Right now I have a training dataset that kinda looks like this (Image, Float) array, where the Image is independent variable and the float is the dependent variable:
(Dog1, 3.8)
(Dog2, 0.2)
(Dog3, 2.3)
(Dog4, 4.1)
(Dog5, 1.8)
(Dog6, 5.2)
(Cat1, -1.01)
(Cat2, -1.12)
(Cat3, -0.93)
(Cat4, -0.98)
(Cat5, -0.95)
In this case, the dogs average 2 with stddev 3. And the cats avg -1 with stddev 0.05.
I'm trying to get my Neural Network to train on this data. Where, once it's done training, it can take an Input Image, and Output a float tuple, representing the mean and stddev of what the dependent variable is likely to be. i.e., The Neural Network, when it sees a dog, should output (2, 3). And when it sees a Cat, should output (-1, 0.05).

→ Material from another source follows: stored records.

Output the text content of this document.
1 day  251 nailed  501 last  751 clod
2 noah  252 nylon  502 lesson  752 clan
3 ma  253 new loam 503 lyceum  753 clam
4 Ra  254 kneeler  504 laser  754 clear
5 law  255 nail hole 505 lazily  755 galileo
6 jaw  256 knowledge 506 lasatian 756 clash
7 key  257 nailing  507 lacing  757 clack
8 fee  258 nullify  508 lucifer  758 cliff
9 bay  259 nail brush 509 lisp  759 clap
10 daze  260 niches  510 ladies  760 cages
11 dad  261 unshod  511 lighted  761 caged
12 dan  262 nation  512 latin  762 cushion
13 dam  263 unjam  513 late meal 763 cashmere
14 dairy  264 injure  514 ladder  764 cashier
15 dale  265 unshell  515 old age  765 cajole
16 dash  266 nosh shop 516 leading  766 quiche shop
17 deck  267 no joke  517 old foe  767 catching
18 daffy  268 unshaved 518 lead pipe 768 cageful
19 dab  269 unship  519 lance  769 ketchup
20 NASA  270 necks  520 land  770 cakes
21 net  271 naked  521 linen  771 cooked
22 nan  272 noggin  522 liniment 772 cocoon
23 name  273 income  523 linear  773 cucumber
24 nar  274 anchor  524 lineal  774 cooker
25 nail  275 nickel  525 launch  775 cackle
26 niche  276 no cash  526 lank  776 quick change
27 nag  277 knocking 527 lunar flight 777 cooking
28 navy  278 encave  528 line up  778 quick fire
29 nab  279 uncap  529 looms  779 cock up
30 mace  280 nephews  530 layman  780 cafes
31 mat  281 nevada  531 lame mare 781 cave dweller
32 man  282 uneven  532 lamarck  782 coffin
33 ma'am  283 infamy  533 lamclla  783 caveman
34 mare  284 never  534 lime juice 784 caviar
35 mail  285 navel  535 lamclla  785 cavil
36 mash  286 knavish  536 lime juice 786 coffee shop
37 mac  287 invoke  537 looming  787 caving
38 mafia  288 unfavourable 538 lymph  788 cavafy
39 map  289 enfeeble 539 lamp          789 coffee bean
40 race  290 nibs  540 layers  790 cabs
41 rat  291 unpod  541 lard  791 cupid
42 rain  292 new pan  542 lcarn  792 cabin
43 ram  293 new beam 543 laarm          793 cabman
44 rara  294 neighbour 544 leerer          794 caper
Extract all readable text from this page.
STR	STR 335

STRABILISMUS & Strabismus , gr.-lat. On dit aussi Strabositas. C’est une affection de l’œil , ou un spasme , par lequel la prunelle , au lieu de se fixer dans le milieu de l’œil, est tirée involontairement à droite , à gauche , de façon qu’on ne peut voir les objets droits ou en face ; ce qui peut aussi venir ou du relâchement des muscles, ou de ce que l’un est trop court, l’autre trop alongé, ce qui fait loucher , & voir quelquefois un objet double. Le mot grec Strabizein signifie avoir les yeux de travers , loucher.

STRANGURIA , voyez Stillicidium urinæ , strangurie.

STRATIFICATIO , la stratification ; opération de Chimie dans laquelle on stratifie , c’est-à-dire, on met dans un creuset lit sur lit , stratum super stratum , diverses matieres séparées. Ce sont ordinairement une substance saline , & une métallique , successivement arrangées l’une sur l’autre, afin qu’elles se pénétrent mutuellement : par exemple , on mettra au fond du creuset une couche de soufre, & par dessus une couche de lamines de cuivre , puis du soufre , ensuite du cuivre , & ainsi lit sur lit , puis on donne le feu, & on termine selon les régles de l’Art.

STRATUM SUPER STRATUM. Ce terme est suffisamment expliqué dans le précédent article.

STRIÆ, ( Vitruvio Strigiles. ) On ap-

In essence, the Neural Network needs to receive an image, and figure out both what the float is likely to be on average, and how far the float might be from that average (By outputting stddev). The float has a 0% chance of being the average itself.
~
I know that training the output variable "mean" on the 2nd value in the tuple, the NN will train to figure out how to predict the average value. But, my main problem is, I'm just not sure what to train the 2nd output of the NN on, so that the 2nd output learns the stddev (i.e., in some sense, the 2nd output is also a kind of "confidence value" for the 1st output).